Making Poppies: Creating an ANZAC Tradition for a lifetime

It seems unbelievable that two years running New Zealand’s ANZAC day commemorations have been thwarted: first because of the fear that arose from the despicable Christchurch shooting in 2019 and now thanks to Covid-19. As a nation, we have twice now recently experienced a sense that our safe haven doesn’t feel terribly safe. It’s a tiny – minuscule –  insight into that stirring of fear that must have sat in the bellies of the ANZACs as they sailed toward a foreign shore. One that grew stronger and stronger as they landed, unwittingly, on the wrong beach and had to go into battle.

I’ve been trying to explain the concept of war to Goldie. It’s really hard. She still gets frightened watching Frozen and Aladdin let alone trying to get to grips with real, live ‘baddies’ let alone death on a gigantic scale. Oddly, as I tried to explain the idea of wartime rationing (during a separate conversation about ‘making do’ with what we have while we need to avoid the supermarket) she trotted off to her room to get her book, Aotearoa New Zealand: Creating a Colony by Gavin Bishop and casually flipped to the page showing our troops heading off with their horses during the Great War. I was stunned. She had taken in the detail of a pretty complex book and really got it – not yet 5 years old. Later, Facetiming Grandpa, the book came out again so she could distinguish World War Two: the page with the planes on it. She pointed out the our Spitfires from the Messerschmitts. Oddly, all this talk of war and she seemed unperturbed. I showed her the final scene of Blackadder’s “Over the Top” which breaks my heart every time I see the battlefield blur into a field of poppies. I wanted her to understand why the poppy is the symbol it is but without images it is lost.

So we talked on and on about war, me an my little 4 year old – and we made poppies. Lots of them. She recalled the story of ‘Tui’ we’d seen on a recent holiday to Langs Beach where a storyboard stands by the surf about Private Hugh ‘Tui’ Gordon Haswell of the Auckland Mounted Rifles going off to war with his beloved horse. Neither made it back.

We cut up egg cartons and Goldie painted the insides and I did the outsides ‘like a factory’ she said. Our factory made enough poppies to make a wreath. Then we moved on to a window display. Goldie planned to wear the miniature medals her Uncle had made in memory of her Great Great Grandfather William. I told her the story of how ‘Billie’ was gased and his hair went white overnight. He was strapped to a big gun and pulled out of battle ‘onboard’ that big rig. Somehow he still went on to have a gleaming career as a baritone despite the mustard gas setting his lungs seemingly on fire.
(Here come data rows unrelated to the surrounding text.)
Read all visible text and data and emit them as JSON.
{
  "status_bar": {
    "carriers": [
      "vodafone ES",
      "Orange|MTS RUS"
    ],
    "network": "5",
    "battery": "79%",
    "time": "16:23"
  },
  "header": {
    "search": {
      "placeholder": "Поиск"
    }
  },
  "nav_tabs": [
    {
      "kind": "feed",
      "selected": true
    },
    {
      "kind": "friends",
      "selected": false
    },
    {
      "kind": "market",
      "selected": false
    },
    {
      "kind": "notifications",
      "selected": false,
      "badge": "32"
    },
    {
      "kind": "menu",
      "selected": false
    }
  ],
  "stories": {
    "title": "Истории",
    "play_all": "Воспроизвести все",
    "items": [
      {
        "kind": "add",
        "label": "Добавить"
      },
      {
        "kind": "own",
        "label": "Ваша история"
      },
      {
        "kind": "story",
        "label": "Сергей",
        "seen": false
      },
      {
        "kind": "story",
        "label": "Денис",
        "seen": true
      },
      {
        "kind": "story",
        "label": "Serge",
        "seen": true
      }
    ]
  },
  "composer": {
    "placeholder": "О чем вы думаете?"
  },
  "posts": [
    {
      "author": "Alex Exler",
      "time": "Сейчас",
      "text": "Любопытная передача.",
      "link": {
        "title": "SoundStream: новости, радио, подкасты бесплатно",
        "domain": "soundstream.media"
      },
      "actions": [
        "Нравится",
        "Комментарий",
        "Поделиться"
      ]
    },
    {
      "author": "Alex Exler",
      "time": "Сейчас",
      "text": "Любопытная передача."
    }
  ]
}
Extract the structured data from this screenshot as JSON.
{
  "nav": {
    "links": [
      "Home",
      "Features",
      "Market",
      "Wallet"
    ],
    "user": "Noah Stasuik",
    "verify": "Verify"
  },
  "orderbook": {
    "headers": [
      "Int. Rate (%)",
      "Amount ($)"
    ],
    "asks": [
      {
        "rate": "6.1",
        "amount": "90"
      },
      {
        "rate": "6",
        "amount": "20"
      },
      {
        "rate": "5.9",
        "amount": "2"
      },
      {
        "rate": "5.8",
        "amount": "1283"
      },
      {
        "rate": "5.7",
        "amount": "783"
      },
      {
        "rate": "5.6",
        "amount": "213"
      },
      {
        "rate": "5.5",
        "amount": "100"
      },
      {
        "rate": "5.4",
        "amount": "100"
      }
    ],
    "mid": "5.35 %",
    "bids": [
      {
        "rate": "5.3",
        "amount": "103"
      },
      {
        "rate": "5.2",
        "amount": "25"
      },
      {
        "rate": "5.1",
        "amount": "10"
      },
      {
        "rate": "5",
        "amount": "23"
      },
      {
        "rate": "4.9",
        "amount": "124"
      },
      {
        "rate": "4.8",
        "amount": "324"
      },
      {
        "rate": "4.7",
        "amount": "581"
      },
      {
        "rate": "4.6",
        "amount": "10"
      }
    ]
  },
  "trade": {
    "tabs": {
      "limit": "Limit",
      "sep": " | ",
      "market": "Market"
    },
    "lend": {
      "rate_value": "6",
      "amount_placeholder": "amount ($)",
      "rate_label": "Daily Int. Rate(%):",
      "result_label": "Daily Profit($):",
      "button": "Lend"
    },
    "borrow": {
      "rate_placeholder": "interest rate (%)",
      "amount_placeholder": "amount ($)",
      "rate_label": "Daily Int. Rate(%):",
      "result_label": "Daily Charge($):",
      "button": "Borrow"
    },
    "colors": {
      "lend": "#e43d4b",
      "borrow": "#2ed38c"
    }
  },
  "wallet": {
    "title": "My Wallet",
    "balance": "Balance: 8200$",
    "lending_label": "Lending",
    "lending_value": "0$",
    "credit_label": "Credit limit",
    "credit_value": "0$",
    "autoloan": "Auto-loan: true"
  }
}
We used supermarket paper bags for the window display, using hand prints and Rainbow’s finger painting to give each poppie a unique shape. Unique to represent the lives of the individuals who fell to set us free. The raffia bag handles got dyed in green food colouring, dried and wound around skewers which we glued into the remaining egg carton poppies and corrugated cardboard versions.

Just before dawn, we lifted our sweet girl out of bed, wrapped her in her dressing gown and pinned Billie’s medals on. With a lit candle, we went up the drive and greeted our many neighbours all present on the road to #standatdawn for ANZAC Day 2020. Goldie hung her wreath on a tree on the verge and poked the skewered poppies into the earth. An awesome display for such a little person to have created. 

I watched her, standing there trying to stay silent when she just wanted to wiggle about and felt so torn about teaching my innocent little one about something so genuinely frightening. But I knew that this third year of acknowledgement is creating a ritual for her that marks the beginning of a lifetime of tolerance and understanding.

As the sun rose, the light caught Goldie’s window full of handmade poppies, I know that she will always remember Them.